Vielfalt & Zusammenhalt

Podiumsdiskussion zur Entlassung von Tanja Junginger

Offene Fraktionssitzung der grünen Stadträte aus Neu-Ulm mit eingeladenen Gästen

Am 10.9.2012 gab es im Café d’Art eine Podiumsdiskussion zum Thema Entlassung von Tanja Junginger aus dem Kindergarten von St. Albert in Offenhausen im Rahmen einer offenen Fraktionssitzung der Stadtratsfraktion der Grünen aus Neu-Ulm. Auf dem Podium saßen: Rainer Juchheim , Fraktionsvorsitzender der Grünen, Tanja Junginger, entlassene Kindergärtnerin, Manfred Bruns, Bundesanwalt am Bundesgerichtshof a.D., Brigitte Aichele-Frölich, Vorstand des LSVD (Lesben- und Schwulenverband) und Holger Greif, Vorstand der Grünen im Kreisverband Neu-Ulm.
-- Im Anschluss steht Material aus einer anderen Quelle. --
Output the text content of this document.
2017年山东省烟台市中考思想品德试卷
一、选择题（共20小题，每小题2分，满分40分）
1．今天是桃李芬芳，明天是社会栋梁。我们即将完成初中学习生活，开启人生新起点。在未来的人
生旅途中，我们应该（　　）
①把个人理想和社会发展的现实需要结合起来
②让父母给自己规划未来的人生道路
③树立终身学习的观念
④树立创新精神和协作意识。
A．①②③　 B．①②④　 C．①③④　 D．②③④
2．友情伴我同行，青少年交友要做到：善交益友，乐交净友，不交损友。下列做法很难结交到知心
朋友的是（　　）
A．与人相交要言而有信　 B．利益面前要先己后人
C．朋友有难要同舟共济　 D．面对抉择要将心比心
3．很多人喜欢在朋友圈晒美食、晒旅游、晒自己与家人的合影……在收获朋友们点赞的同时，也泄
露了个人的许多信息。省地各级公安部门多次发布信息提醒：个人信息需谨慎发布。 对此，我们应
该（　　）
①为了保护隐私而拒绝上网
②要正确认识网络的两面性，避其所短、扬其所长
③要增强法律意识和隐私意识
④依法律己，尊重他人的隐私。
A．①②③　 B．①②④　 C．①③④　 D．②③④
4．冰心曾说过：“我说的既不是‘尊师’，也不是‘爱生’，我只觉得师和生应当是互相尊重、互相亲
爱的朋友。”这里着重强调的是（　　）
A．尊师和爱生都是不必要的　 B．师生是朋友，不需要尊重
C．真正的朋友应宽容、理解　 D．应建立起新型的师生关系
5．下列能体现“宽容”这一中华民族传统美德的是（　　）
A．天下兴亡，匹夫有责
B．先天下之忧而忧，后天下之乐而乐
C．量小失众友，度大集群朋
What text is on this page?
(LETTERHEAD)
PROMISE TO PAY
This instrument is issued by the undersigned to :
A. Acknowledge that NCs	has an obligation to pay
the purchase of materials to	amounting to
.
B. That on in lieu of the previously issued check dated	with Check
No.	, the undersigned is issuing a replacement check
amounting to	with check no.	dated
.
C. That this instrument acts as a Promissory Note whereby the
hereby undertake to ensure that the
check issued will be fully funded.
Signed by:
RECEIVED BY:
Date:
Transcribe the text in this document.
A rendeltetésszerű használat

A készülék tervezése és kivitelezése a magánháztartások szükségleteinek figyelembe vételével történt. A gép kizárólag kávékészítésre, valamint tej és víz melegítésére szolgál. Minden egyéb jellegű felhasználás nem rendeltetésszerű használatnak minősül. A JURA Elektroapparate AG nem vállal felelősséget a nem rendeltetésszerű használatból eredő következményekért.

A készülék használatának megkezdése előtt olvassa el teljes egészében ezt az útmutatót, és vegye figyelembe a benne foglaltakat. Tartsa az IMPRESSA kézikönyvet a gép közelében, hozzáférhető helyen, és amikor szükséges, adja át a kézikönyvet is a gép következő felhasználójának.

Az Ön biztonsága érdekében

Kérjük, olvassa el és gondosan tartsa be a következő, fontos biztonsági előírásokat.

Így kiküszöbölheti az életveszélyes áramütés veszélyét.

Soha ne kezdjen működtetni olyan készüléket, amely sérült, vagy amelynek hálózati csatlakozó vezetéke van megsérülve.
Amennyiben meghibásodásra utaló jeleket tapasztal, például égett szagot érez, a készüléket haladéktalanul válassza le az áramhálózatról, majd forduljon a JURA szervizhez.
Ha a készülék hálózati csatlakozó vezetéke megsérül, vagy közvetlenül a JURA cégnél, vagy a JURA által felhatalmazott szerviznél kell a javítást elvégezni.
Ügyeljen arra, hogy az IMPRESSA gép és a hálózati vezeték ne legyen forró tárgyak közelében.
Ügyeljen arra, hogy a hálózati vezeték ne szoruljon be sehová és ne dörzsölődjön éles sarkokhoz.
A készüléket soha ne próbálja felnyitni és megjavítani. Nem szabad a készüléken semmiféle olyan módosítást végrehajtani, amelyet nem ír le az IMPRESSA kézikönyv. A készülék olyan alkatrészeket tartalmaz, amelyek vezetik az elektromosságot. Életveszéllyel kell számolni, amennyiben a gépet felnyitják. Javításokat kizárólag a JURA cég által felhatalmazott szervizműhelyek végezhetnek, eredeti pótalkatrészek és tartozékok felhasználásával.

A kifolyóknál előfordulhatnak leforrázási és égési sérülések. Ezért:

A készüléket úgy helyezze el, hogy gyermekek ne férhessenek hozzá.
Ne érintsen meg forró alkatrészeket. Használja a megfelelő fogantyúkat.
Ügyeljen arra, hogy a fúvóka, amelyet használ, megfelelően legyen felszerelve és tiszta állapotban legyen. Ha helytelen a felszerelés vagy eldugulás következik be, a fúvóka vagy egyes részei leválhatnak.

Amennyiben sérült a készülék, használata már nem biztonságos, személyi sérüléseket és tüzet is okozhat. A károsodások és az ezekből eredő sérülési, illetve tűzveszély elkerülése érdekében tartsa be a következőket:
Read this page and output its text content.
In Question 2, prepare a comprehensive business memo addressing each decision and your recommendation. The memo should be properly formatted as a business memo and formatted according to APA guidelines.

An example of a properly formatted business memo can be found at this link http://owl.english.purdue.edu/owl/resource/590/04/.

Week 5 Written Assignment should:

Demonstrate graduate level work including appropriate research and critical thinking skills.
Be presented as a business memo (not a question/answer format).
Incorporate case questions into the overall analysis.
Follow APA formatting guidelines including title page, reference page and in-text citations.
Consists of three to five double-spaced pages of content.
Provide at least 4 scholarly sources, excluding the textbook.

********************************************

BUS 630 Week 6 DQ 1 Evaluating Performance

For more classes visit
Bedauerlicherweise fehlte die Seite, die in dieser Veranstaltung angeklagt wurde, die katholische Kirche. Für sie war alles klar, es gab nichts zu diskutieren, waren die Aussage der Diözese Rainer Juchheim gegenüber, als er bat jemanden aus der Kirche am Podium teilnehmen zu lassen. Das war sehr bedauerlich, denn die Diskussionen an diesem Abend gingen im Wesentlichen um die Sonderrechte der Kirche, die sie hat, die sie vor Jahrzehnten bekam und heute sicherlich nicht mehr zeitgemäß sind.
Tanja Junginger begann, in dem sie ihren Fall schilderte. Ihr Zeitvertrag wurde nicht verlängert, weil sie zugab, lesbisch zu sein. Hätte sie dies verschwiegen, wäre sie sicherlich noch heute angestellt, werden doch zurzeit händeringend im Rahmen des Krippenbaus Kindergärtnerinnen gesucht. T. Junginger erklärte, dass sie selbst nichts gegen die Kirche hätte, dass sie auch gerne wieder in einem katholischen Kindergarten arbeiten würde, dass aber ihre Chancen dafür recht gering seien, ist doch ihr Name, ihr Fall bundesweit veröffentlicht worden.
Frau Aichele-Frölich wies darauf hin, dass die kirchlichen Träger eine Ausnahmestellung hätten, weil 900000 Menschen bei der Kirche angestellt sind. Sie alle unterliegen den Sonderrechten der Kirche, d.h., sie dürfen nicht streiken, sie können entlassen werden, wenn sie den Glaubensvorstellungen der Kirche nicht entsprechen, wie bei einer Scheidung oder bei einem Geständnis, dass man lesbisch ist usw. Man könne ja verstehen, dass dies für Seelsorger gelte, aber es gilt auch für Putzfrauen, für Hausmeister und eben für Kindergärtnerinnen.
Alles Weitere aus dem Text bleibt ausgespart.